The polar bear is now listed as a protected species, kind of. I was actually sort of surprised by this decision, given the administration's determination to block it, and having seen this article stating that the research data was so flawed that it could not be used in support of such a decision. The article in the NY Times, though, makes it pretty clear that there are a number of loopholes in this decision that may cause it to be less helpful for the bear than it could have been.
“The administration acknowledges the bear is in need of intensive care,” Ms. Siegel said. “The listing lets the bear into the hospital, but then the 4(d) rule says the bear’s insurance doesn’t cover the necessary treatments.”

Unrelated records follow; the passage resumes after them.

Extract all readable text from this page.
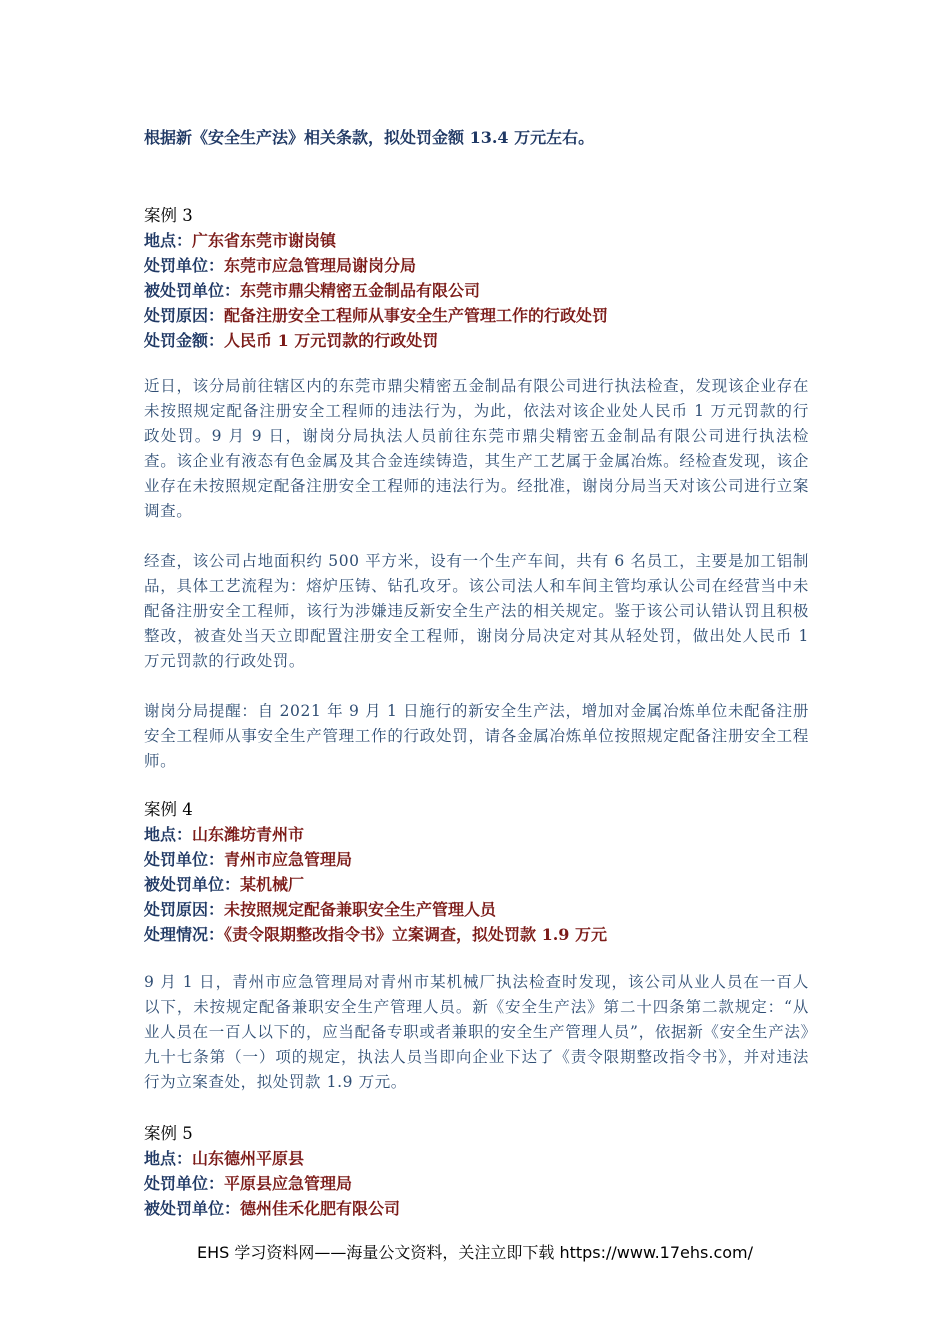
根据新《安全生产法》相关条款，拟处罚金额 13.4 万元左右。

案例 3

地点：广东省东莞市谢岗镇

处罚单位：东莞市应急管理局谢岗分局

被处罚单位：东莞市鼎尖精密五金制品有限公司

处罚原因：配备注册安全工程师从事安全生产管理工作的行政处罚

处罚金额：人民币 1 万元罚款的行政处罚

近日，该分局前往辖区内的东莞市鼎尖精密五金制品有限公司进行执法检查，发现该企业存在未按照规定配备注册安全工程师的违法行为，为此，依法对该企业处人民币 1 万元罚款的行政处罚。9 月 9 日，谢岗分局执法人员前往东莞市鼎尖精密五金制品有限公司进行执法检查。该企业有液态有色金属及其合金连续铸造，其生产工艺属于金属冶炼。经检查发现，该企业存在未按照规定配备注册安全工程师的违法行为。经批准，谢岗分局当天对该公司进行立案调查。

经查，该公司占地面积约 500 平方米，设有一个生产车间，共有 6 名员工，主要是加工铝制品，具体工艺流程为：熔炉压铸、钻孔攻牙。该公司法人和车间主管均承认公司在经营当中未配备注册安全工程师，该行为涉嫌违反新安全生产法的相关规定。鉴于该公司认错认罚且积极整改，被查处当天立即配置注册安全工程师，谢岗分局决定对其从轻处罚，做出处人民币 1 万元罚款的行政处罚。

谢岗分局提醒：自 2021 年 9 月 1 日施行的新安全生产法，增加对金属冶炼单位未配备注册安全工程师从事安全生产管理工作的行政处罚，请各金属冶炼单位按照规定配备注册安全工程师。

案例 4

地点：山东潍坊青州市

处罚单位：青州市应急管理局

被处罚单位：某机械厂

处罚原因：未按照规定配备兼职安全生产管理人员

处理情况：《责令限期整改指令书》立案调查，拟处罚款 1.9 万元

9 月 1 日，青州市应急管理局对青州市某机械厂执法检查时发现，该公司从业人员在一百人以下，未按规定配备兼职安全生产管理人员。新《安全生产法》第二十四条第二款规定：“从业人员在一百人以下的，应当配备专职或者兼职的安全生产管理人员”，依据新《安全生产法》九十七条第（一）项的规定，执法人员当即向企业下达了《责令限期整改指令书》，并对违法行为立案查处，拟处罚款 1.9 万元。

案例 5

地点：山东德州平原县

处罚单位：平原县应急管理局

被处罚单位：德州佳禾化肥有限公司

EHS 学习资料网——海量公文资料，关注立即下载 https://www.17ehs.com/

Also, take a look at the interactive graphic posted with the story. This was first published last October; the minimum extent of northern polar ice is measured in September each year. I remember being blown away by this. The inner dotted line represents perennial ice- ice that has always been there, never observed to melt. Use the slider in the upper right to see the last few years of minumum ice. An enormous area of perennial ice is simply gone. And from what I've seen (I'll keep an eye out for links), this year is predicted to be worse.
Ice is very reflective; its presence helps keep more ice around, since less sunlight is absorbed and converted to heat. Open water is very unreflective; most sunlight hitting it is absorbed, warming the water. Melting the ice.